Brown had just ruled out any possibility of trading franchise quarterback Carson Palmer, who's under contract for another four years but already on the record saying he will retire rather than play another down in Cincinnati. Because Palmer would be worth plenty in a normal year - and even more in the post-lockout swap meet the NFL is running at the moment - someone asked Brown why not trade him for draft picks, rather than let Palmer stew back home in California for a whole season and get nothing in return.

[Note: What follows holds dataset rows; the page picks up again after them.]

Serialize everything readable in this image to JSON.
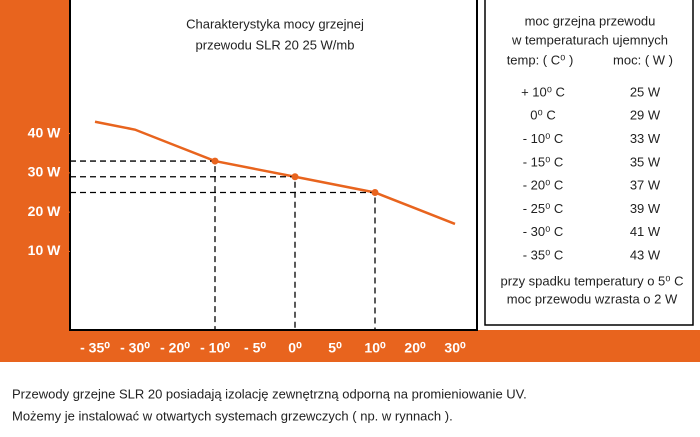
{
  "chart_data": {
    "type": "line",
    "title_lines": [
      "Charakterystyka mocy grzejnej",
      "przewodu SLR 20   25 W/mb"
    ],
    "categories": [
      "- 35⁰",
      "- 30⁰",
      "- 20⁰",
      "- 10⁰",
      "- 5⁰",
      "0⁰",
      "5⁰",
      "10⁰",
      "20⁰",
      "30⁰"
    ],
    "series": [
      {
        "color": "#e8641e",
        "values": [
          43,
          41,
          37,
          33,
          31,
          29,
          27,
          25,
          21,
          17
        ]
      },
      {
        "color": "#e8641e",
        "values": [
          null,
          null,
          null,
          33,
          null,
          29,
          null,
          25,
          null,
          null
        ]
      }
    ],
    "ylim": [
      -10,
      74
    ],
    "yticks": [
      {
        "value": 40,
        "label": "40 W"
      },
      {
        "value": 30,
        "label": "30 W"
      },
      {
        "value": 20,
        "label": "20 W"
      },
      {
        "value": 10,
        "label": "10 W"
      }
    ],
    "frame_color": "#e8641e"
  },
  "table": {
    "heading": [
      "moc grzejna przewodu",
      "w temperaturach ujemnych"
    ],
    "columns": [
      "temp: ( C⁰ )",
      "moc: ( W )"
    ],
    "rows": [
      [
        "+ 10⁰ C",
        "25 W"
      ],
      [
        "0⁰ C",
        "29 W"
      ],
      [
        "- 10⁰ C",
        "33 W"
      ],
      [
        "- 15⁰ C",
        "35 W"
      ],
      [
        "- 20⁰ C",
        "37 W"
      ],
      [
        "- 25⁰ C",
        "39 W"
      ],
      [
        "- 30⁰ C",
        "41 W"
      ],
      [
        "- 35⁰ C",
        "43 W"
      ]
    ],
    "note": [
      "przy spadku temperatury o 5⁰ C",
      "moc przewodu wzrasta o 2 W"
    ]
  },
  "caption": [
    "Przewody grzejne SLR 20 posiadają izolację zewnętrzną odporną na promieniowanie UV.",
    "Możemy je instalować w otwartych systemach grzewczych ( np. w rynnach )."
  ]
}
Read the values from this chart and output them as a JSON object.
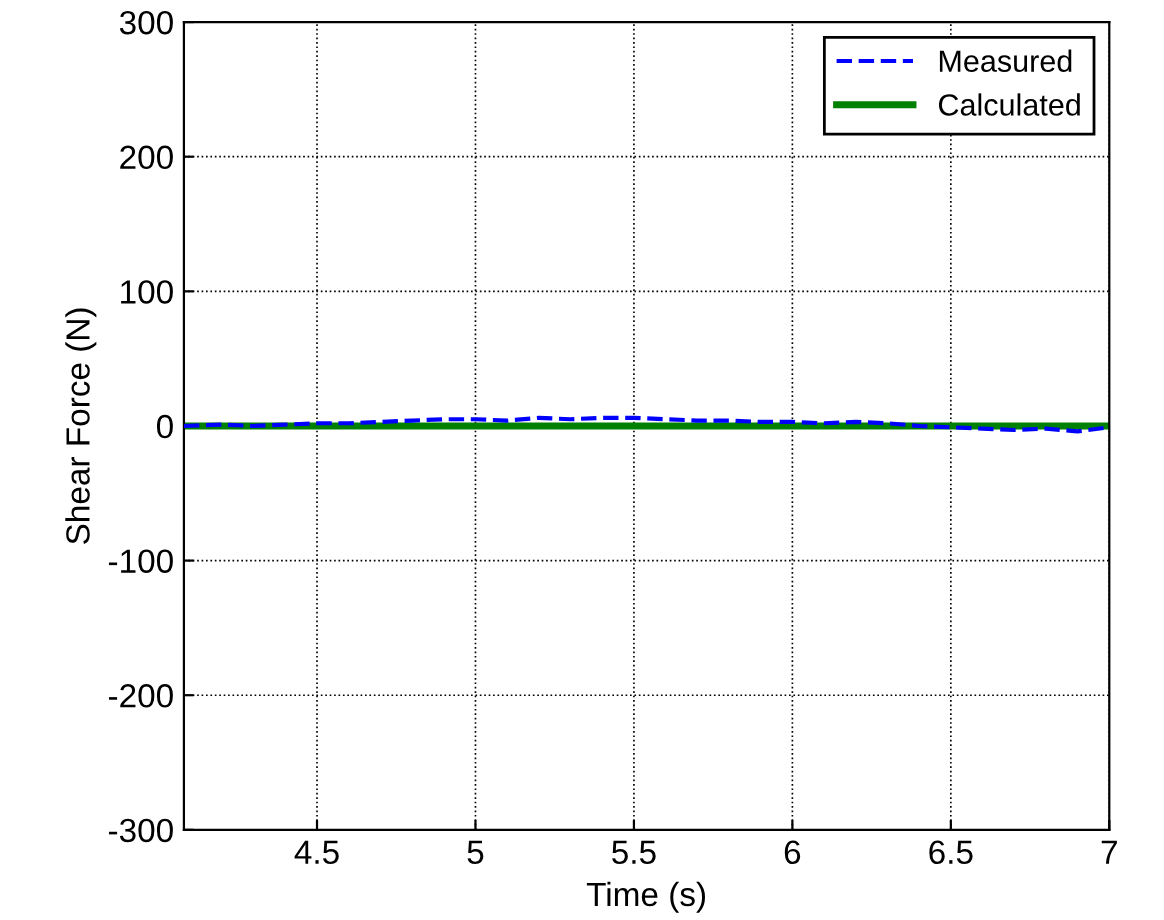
{
  "chart_data": {
    "type": "line",
    "xlabel": "Time (s)",
    "ylabel": "Shear Force (N)",
    "xlim": [
      4.08,
      7.0
    ],
    "ylim": [
      -300,
      300
    ],
    "xticks": [
      4.5,
      5,
      5.5,
      6,
      6.5,
      7
    ],
    "yticks": [
      -300,
      -200,
      -100,
      0,
      100,
      200,
      300
    ],
    "grid": true,
    "legend": "top right",
    "series": [
      {
        "name": "Measured",
        "color": "#0000ff",
        "line_style": "dashed",
        "x": [
          4.08,
          4.2,
          4.3,
          4.4,
          4.5,
          4.6,
          4.7,
          4.8,
          4.9,
          5.0,
          5.1,
          5.2,
          5.3,
          5.4,
          5.5,
          5.6,
          5.7,
          5.8,
          5.9,
          6.0,
          6.1,
          6.2,
          6.3,
          6.4,
          6.5,
          6.6,
          6.7,
          6.8,
          6.9,
          7.0
        ],
        "values": [
          0,
          1,
          0,
          1,
          2,
          2,
          3,
          4,
          5,
          5,
          4,
          6,
          5,
          6,
          6,
          5,
          4,
          4,
          3,
          3,
          2,
          3,
          2,
          0,
          -1,
          -2,
          -3,
          -2,
          -4,
          -1
        ]
      },
      {
        "name": "Calculated",
        "color": "#008000",
        "line_style": "solid",
        "x": [
          4.08,
          4.5,
          5.0,
          5.5,
          6.0,
          6.5,
          7.0
        ],
        "values": [
          0,
          0,
          0,
          0,
          0,
          0,
          0
        ]
      }
    ]
  }
}
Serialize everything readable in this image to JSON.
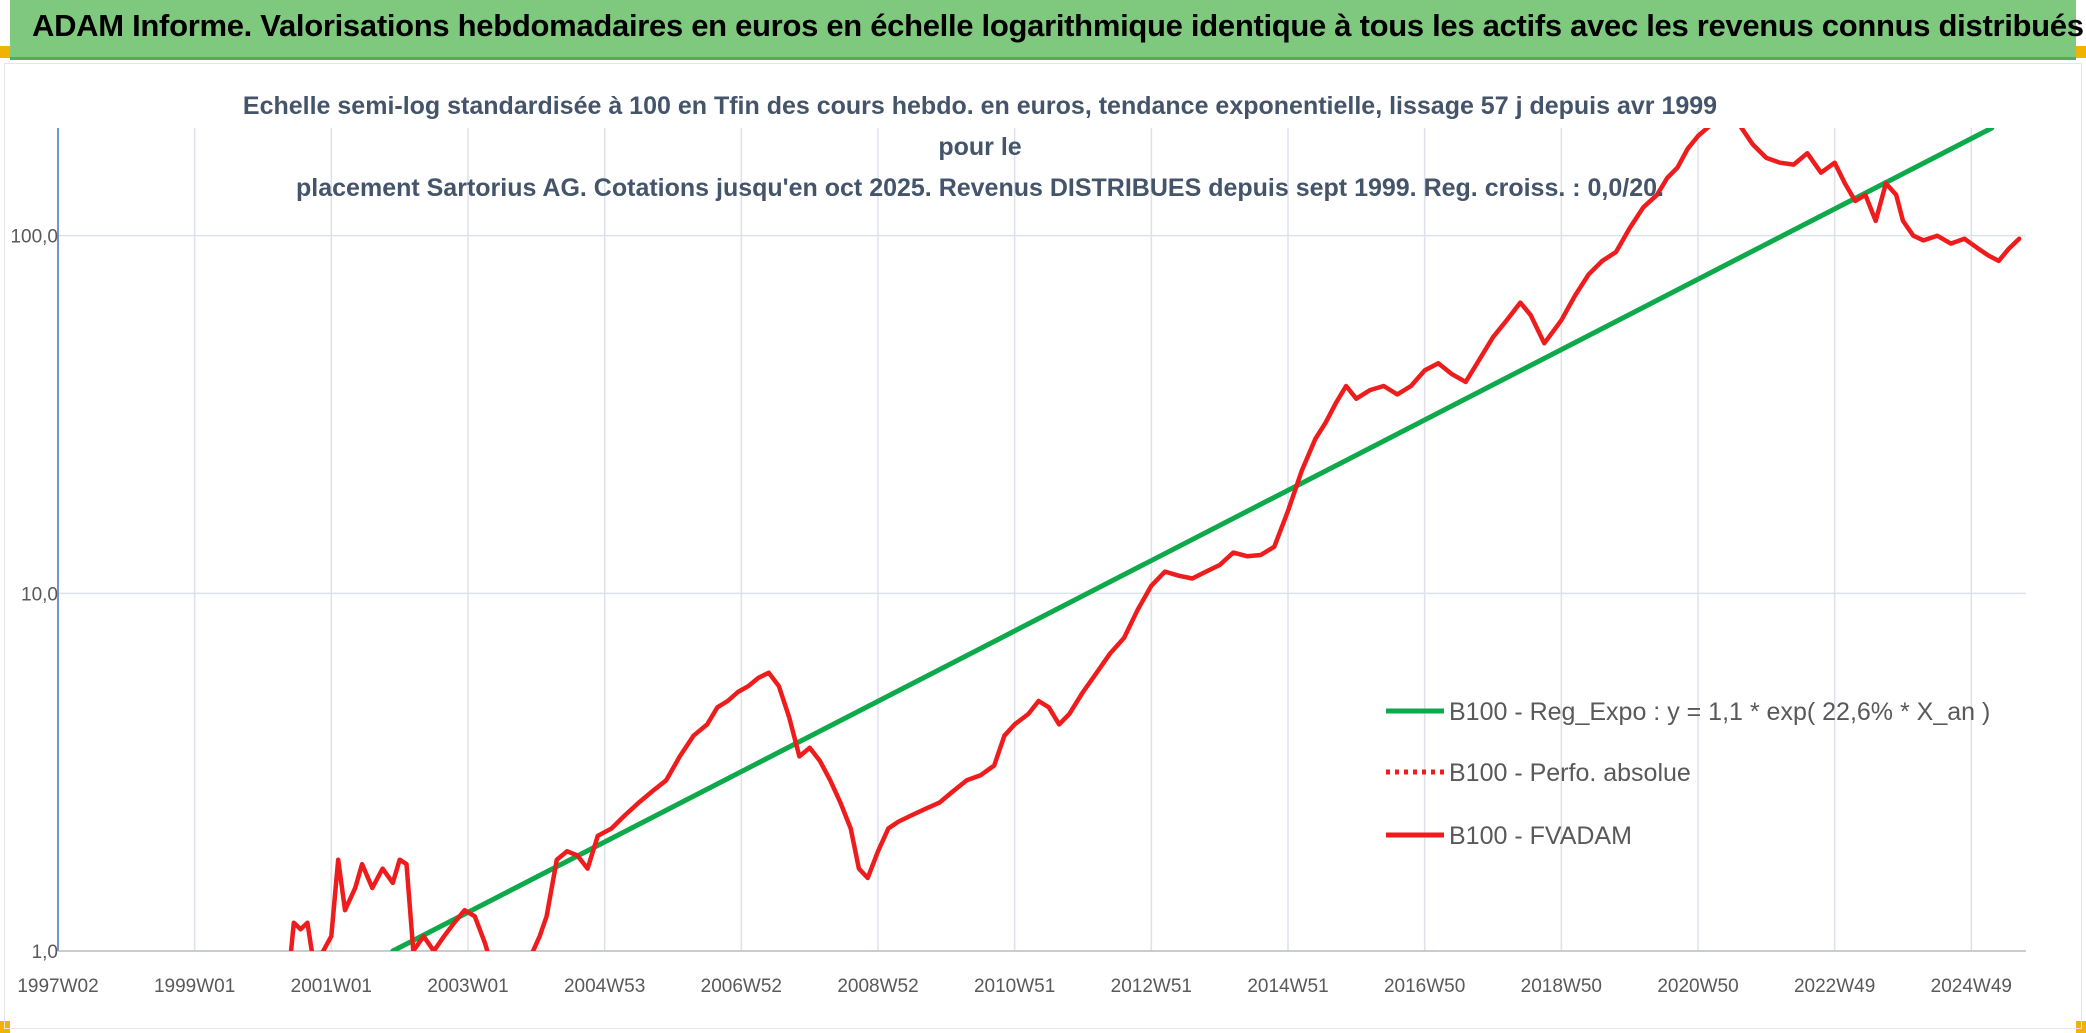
{
  "header": {
    "title": "ADAM Informe. Valorisations hebdomadaires en euros en échelle logarithmique identique à tous les actifs avec les revenus connus distribués"
  },
  "colors": {
    "title_bar": "#7fc97f",
    "trend_line": "#0ea94b",
    "fvadam_line": "#ee1c1c",
    "perfo_line": "#ee1c1c",
    "grid": "#dde2ea",
    "axis": "#4472c4"
  },
  "chart_data": {
    "type": "line",
    "title_line1": "Echelle semi-log standardisée à 100 en Tfin des cours hebdo. en euros, tendance exponentielle, lissage 57 j depuis avr 1999 pour le",
    "title_line2": "placement Sartorius AG. Cotations jusqu'en oct 2025. Revenus DISTRIBUES depuis sept 1999. Reg. croiss. : 0,0/20.",
    "y_scale": "log",
    "ylim": [
      1,
      200
    ],
    "xlim": [
      1997.0,
      2025.8
    ],
    "y_ticks": [
      {
        "value": 1,
        "label": "1,0"
      },
      {
        "value": 10,
        "label": "10,0"
      },
      {
        "value": 100,
        "label": "100,0"
      }
    ],
    "x_ticks": [
      {
        "value": 1997.0,
        "label": "1997W02"
      },
      {
        "value": 1999.0,
        "label": "1999W01"
      },
      {
        "value": 2001.0,
        "label": "2001W01"
      },
      {
        "value": 2003.0,
        "label": "2003W01"
      },
      {
        "value": 2005.0,
        "label": "2004W53"
      },
      {
        "value": 2007.0,
        "label": "2006W52"
      },
      {
        "value": 2009.0,
        "label": "2008W52"
      },
      {
        "value": 2011.0,
        "label": "2010W51"
      },
      {
        "value": 2013.0,
        "label": "2012W51"
      },
      {
        "value": 2015.0,
        "label": "2014W51"
      },
      {
        "value": 2017.0,
        "label": "2016W50"
      },
      {
        "value": 2019.0,
        "label": "2018W50"
      },
      {
        "value": 2021.0,
        "label": "2020W50"
      },
      {
        "value": 2023.0,
        "label": "2022W49"
      },
      {
        "value": 2025.0,
        "label": "2024W49"
      }
    ],
    "grid": true,
    "legend_position": "right",
    "series": [
      {
        "name": "B100 - Reg_Expo : y = 1,1 * exp( 22,6% *  X_an )",
        "style": "solid",
        "color": "#0ea94b",
        "points": [
          [
            2001.9,
            1.0
          ],
          [
            2025.3,
            200.0
          ]
        ]
      },
      {
        "name": "B100 - Perfo. absolue",
        "style": "dotted",
        "color": "#ee1c1c",
        "points": []
      },
      {
        "name": "B100 - FVADAM",
        "style": "solid",
        "color": "#ee1c1c",
        "points": [
          [
            2000.4,
            0.95
          ],
          [
            2000.45,
            1.2
          ],
          [
            2000.55,
            1.15
          ],
          [
            2000.65,
            1.2
          ],
          [
            2000.75,
            0.9
          ],
          [
            2001.0,
            1.1
          ],
          [
            2001.1,
            1.8
          ],
          [
            2001.2,
            1.3
          ],
          [
            2001.35,
            1.5
          ],
          [
            2001.45,
            1.75
          ],
          [
            2001.6,
            1.5
          ],
          [
            2001.75,
            1.7
          ],
          [
            2001.9,
            1.55
          ],
          [
            2002.0,
            1.8
          ],
          [
            2002.1,
            1.75
          ],
          [
            2002.2,
            1.0
          ],
          [
            2002.35,
            1.1
          ],
          [
            2002.5,
            1.0
          ],
          [
            2002.65,
            1.1
          ],
          [
            2002.8,
            1.2
          ],
          [
            2002.95,
            1.3
          ],
          [
            2003.1,
            1.25
          ],
          [
            2003.25,
            1.05
          ],
          [
            2003.35,
            0.9
          ],
          [
            2003.9,
            0.95
          ],
          [
            2004.05,
            1.1
          ],
          [
            2004.15,
            1.25
          ],
          [
            2004.3,
            1.8
          ],
          [
            2004.45,
            1.9
          ],
          [
            2004.6,
            1.85
          ],
          [
            2004.75,
            1.7
          ],
          [
            2004.9,
            2.1
          ],
          [
            2005.1,
            2.2
          ],
          [
            2005.3,
            2.4
          ],
          [
            2005.5,
            2.6
          ],
          [
            2005.7,
            2.8
          ],
          [
            2005.9,
            3.0
          ],
          [
            2006.1,
            3.5
          ],
          [
            2006.3,
            4.0
          ],
          [
            2006.5,
            4.3
          ],
          [
            2006.65,
            4.8
          ],
          [
            2006.8,
            5.0
          ],
          [
            2006.95,
            5.3
          ],
          [
            2007.1,
            5.5
          ],
          [
            2007.25,
            5.8
          ],
          [
            2007.4,
            6.0
          ],
          [
            2007.55,
            5.5
          ],
          [
            2007.7,
            4.5
          ],
          [
            2007.85,
            3.5
          ],
          [
            2008.0,
            3.7
          ],
          [
            2008.15,
            3.4
          ],
          [
            2008.3,
            3.0
          ],
          [
            2008.45,
            2.6
          ],
          [
            2008.6,
            2.2
          ],
          [
            2008.72,
            1.7
          ],
          [
            2008.85,
            1.6
          ],
          [
            2009.0,
            1.9
          ],
          [
            2009.15,
            2.2
          ],
          [
            2009.3,
            2.3
          ],
          [
            2009.5,
            2.4
          ],
          [
            2009.7,
            2.5
          ],
          [
            2009.9,
            2.6
          ],
          [
            2010.1,
            2.8
          ],
          [
            2010.3,
            3.0
          ],
          [
            2010.5,
            3.1
          ],
          [
            2010.7,
            3.3
          ],
          [
            2010.85,
            4.0
          ],
          [
            2011.0,
            4.3
          ],
          [
            2011.2,
            4.6
          ],
          [
            2011.35,
            5.0
          ],
          [
            2011.5,
            4.8
          ],
          [
            2011.65,
            4.3
          ],
          [
            2011.8,
            4.6
          ],
          [
            2012.0,
            5.3
          ],
          [
            2012.2,
            6.0
          ],
          [
            2012.4,
            6.8
          ],
          [
            2012.6,
            7.5
          ],
          [
            2012.8,
            9.0
          ],
          [
            2013.0,
            10.5
          ],
          [
            2013.2,
            11.5
          ],
          [
            2013.4,
            11.2
          ],
          [
            2013.6,
            11.0
          ],
          [
            2013.8,
            11.5
          ],
          [
            2014.0,
            12.0
          ],
          [
            2014.2,
            13.0
          ],
          [
            2014.4,
            12.7
          ],
          [
            2014.6,
            12.8
          ],
          [
            2014.8,
            13.5
          ],
          [
            2015.0,
            17.0
          ],
          [
            2015.2,
            22.0
          ],
          [
            2015.4,
            27.0
          ],
          [
            2015.55,
            30.0
          ],
          [
            2015.7,
            34.0
          ],
          [
            2015.85,
            38.0
          ],
          [
            2016.0,
            35.0
          ],
          [
            2016.2,
            37.0
          ],
          [
            2016.4,
            38.0
          ],
          [
            2016.6,
            36.0
          ],
          [
            2016.8,
            38.0
          ],
          [
            2017.0,
            42.0
          ],
          [
            2017.2,
            44.0
          ],
          [
            2017.4,
            41.0
          ],
          [
            2017.6,
            39.0
          ],
          [
            2017.8,
            45.0
          ],
          [
            2018.0,
            52.0
          ],
          [
            2018.2,
            58.0
          ],
          [
            2018.4,
            65.0
          ],
          [
            2018.55,
            60.0
          ],
          [
            2018.75,
            50.0
          ],
          [
            2019.0,
            58.0
          ],
          [
            2019.2,
            68.0
          ],
          [
            2019.4,
            78.0
          ],
          [
            2019.6,
            85.0
          ],
          [
            2019.8,
            90.0
          ],
          [
            2020.0,
            105.0
          ],
          [
            2020.2,
            120.0
          ],
          [
            2020.4,
            130.0
          ],
          [
            2020.55,
            145.0
          ],
          [
            2020.7,
            155.0
          ],
          [
            2020.85,
            175.0
          ],
          [
            2021.0,
            190.0
          ],
          [
            2021.2,
            205.0
          ],
          [
            2021.6,
            205.0
          ],
          [
            2021.8,
            180.0
          ],
          [
            2022.0,
            165.0
          ],
          [
            2022.2,
            160.0
          ],
          [
            2022.4,
            158.0
          ],
          [
            2022.6,
            170.0
          ],
          [
            2022.8,
            150.0
          ],
          [
            2023.0,
            160.0
          ],
          [
            2023.15,
            140.0
          ],
          [
            2023.3,
            125.0
          ],
          [
            2023.45,
            130.0
          ],
          [
            2023.6,
            110.0
          ],
          [
            2023.75,
            140.0
          ],
          [
            2023.9,
            130.0
          ],
          [
            2024.0,
            110.0
          ],
          [
            2024.15,
            100.0
          ],
          [
            2024.3,
            97.0
          ],
          [
            2024.5,
            100.0
          ],
          [
            2024.7,
            95.0
          ],
          [
            2024.9,
            98.0
          ],
          [
            2025.1,
            92.0
          ],
          [
            2025.25,
            88.0
          ],
          [
            2025.4,
            85.0
          ],
          [
            2025.55,
            92.0
          ],
          [
            2025.7,
            98.0
          ]
        ]
      }
    ]
  }
}
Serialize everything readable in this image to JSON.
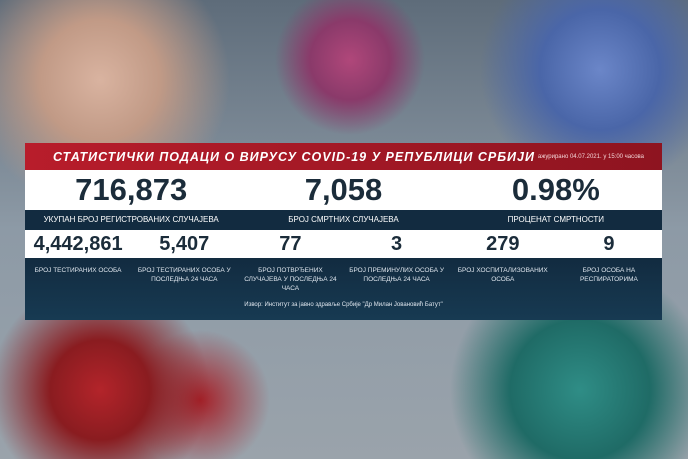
{
  "header": {
    "title": "СТАТИСТИЧКИ ПОДАЦИ О ВИРУСУ COVID-19 У РЕПУБЛИЦИ СРБИЈИ",
    "updated": "ажурирано 04.07.2021. у 15:00 часова"
  },
  "main_stats": [
    {
      "value": "716,873",
      "label": "УКУПАН БРОЈ РЕГИСТРОВАНИХ СЛУЧАЈЕВА"
    },
    {
      "value": "7,058",
      "label": "БРОЈ СМРТНИХ СЛУЧАЈЕВА"
    },
    {
      "value": "0.98%",
      "label": "ПРОЦЕНАТ СМРТНОСТИ"
    }
  ],
  "sub_stats": [
    {
      "value": "4,442,861",
      "label": "БРОЈ ТЕСТИРАНИХ ОСОБА"
    },
    {
      "value": "5,407",
      "label": "БРОЈ ТЕСТИРАНИХ ОСОБА У ПОСЛЕДЊА 24 ЧАСА"
    },
    {
      "value": "77",
      "label": "БРОЈ ПОТВРЂЕНИХ СЛУЧАЈЕВА У ПОСЛЕДЊА 24 ЧАСА"
    },
    {
      "value": "3",
      "label": "БРОЈ ПРЕМИНУЛИХ ОСОБА У ПОСЛЕДЊА 24 ЧАСА"
    },
    {
      "value": "279",
      "label": "БРОЈ ХОСПИТАЛИЗОВАНИХ ОСОБА"
    },
    {
      "value": "9",
      "label": "БРОЈ ОСОБА НА РЕСПИРАТОРИМА"
    }
  ],
  "source": "Извор: Институт за јавно здравље Србије \"Др Милан Јовановић Батут\"",
  "colors": {
    "header_red": "#b81d2b",
    "navy": "#122b40",
    "number": "#1b2c3a"
  }
}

''Carson signed a contract. He made a commitment. He gave his word,'' Brown replied. ''We relied on his word. We relied on his commitment. We expected him to perform here. He's going to walk away from his commitment. We aren't going to reward him for doing it.''

That's either arrogant, principled - and remember: Brown has a history of refusing to buckle on trade demands - or just plain dumb. But while everybody else in the room and around the league scratched their heads trying to figure out exactly which, Lewis just stared straight ahead blankly and mumbled something about ''going forward'' without Palmer and with Andy Dalton, the hardly ready-for-prime-time QB from TCU that the Bengals drafted when Palmer hatched his retirement scheme back in January.

For all the times Lewis clashed with Brown in the past, there doesn't appear to be much fight left in him. It's always sad to see a guy reduced to a shell of his former self, but that's what working for Brown will do. The tightfisted owner apparently thinks so highly of his own counsel that he hasn't bothered to hire a general manager. He's so stubborn and so often besieged by players desperate to flee Cincinnati that Brown once tried - and failed - to get a loyalty clause written into new contracts. What he's never tried, though, is spending enough money to hire real football people and put together an organization that people who aren't family members actually want to work for.

So while the Palmer standoff is a maneuver Boomer Esiason, Corey Dillon and Chad Ochocinco all employed in the past with little success, what's even more troubling about this one is that Palmer was as loyal as Bengals come. He arrived at what was arguably the franchise's low point over the last two decades and produced the only two winning seasons over that span, and both playoff appearances. He took a beating behind bad `O' lines and so-so running games without complaint. He led by example. He picked up the tab to fly teammates to his offseason home for extra training sessions. Palmer even said when he signed that last contract that he planned to retire in Cincinnati.

But another miserable go-round in 2010 - the Bengals went 4-12, including a franchise-record 10 straight losses to finish the season - convinced Palmer he'd seen enough. He didn't want to be ''Bengal-ized,'' especially with the window of opportunity on his own career closing fast. He's 31, too old to outlast Brown. But he's still productive enough to lead a team with a real shot at winning; forfeiting a year is a gamble he seems willing to take.

Why Lewis isn't following him out the door might be a bigger mystery. He threatened to do just that more than once if Brown didn't beef up the scouting staff, build a covered practice field and provide the resources every other team in the league takes for granted. Lewis got none of it, and not much more say in personnel decisions, and signed up for another tour of duty, anyway.

Brown has done things the same way for 20 mostly miserable years, and he isn't going to change now. He likes other teams' problem players because they come cheap and as a result, some portion of the Bengals roster usually reads like the cast of ''Boys' Town.'' In a league where revenue is shared and the draft weighted to practically ensure parity, Brown has defied long odds by finishing on the wrong side of the ledger all but twice in 20 years.

Given that performance, we're tempted to say Brown has been ''Bengal-ized,'' too. Unfortunately for Cincinnati's fans, he might be the only one left in the organization who is a long way from giving up.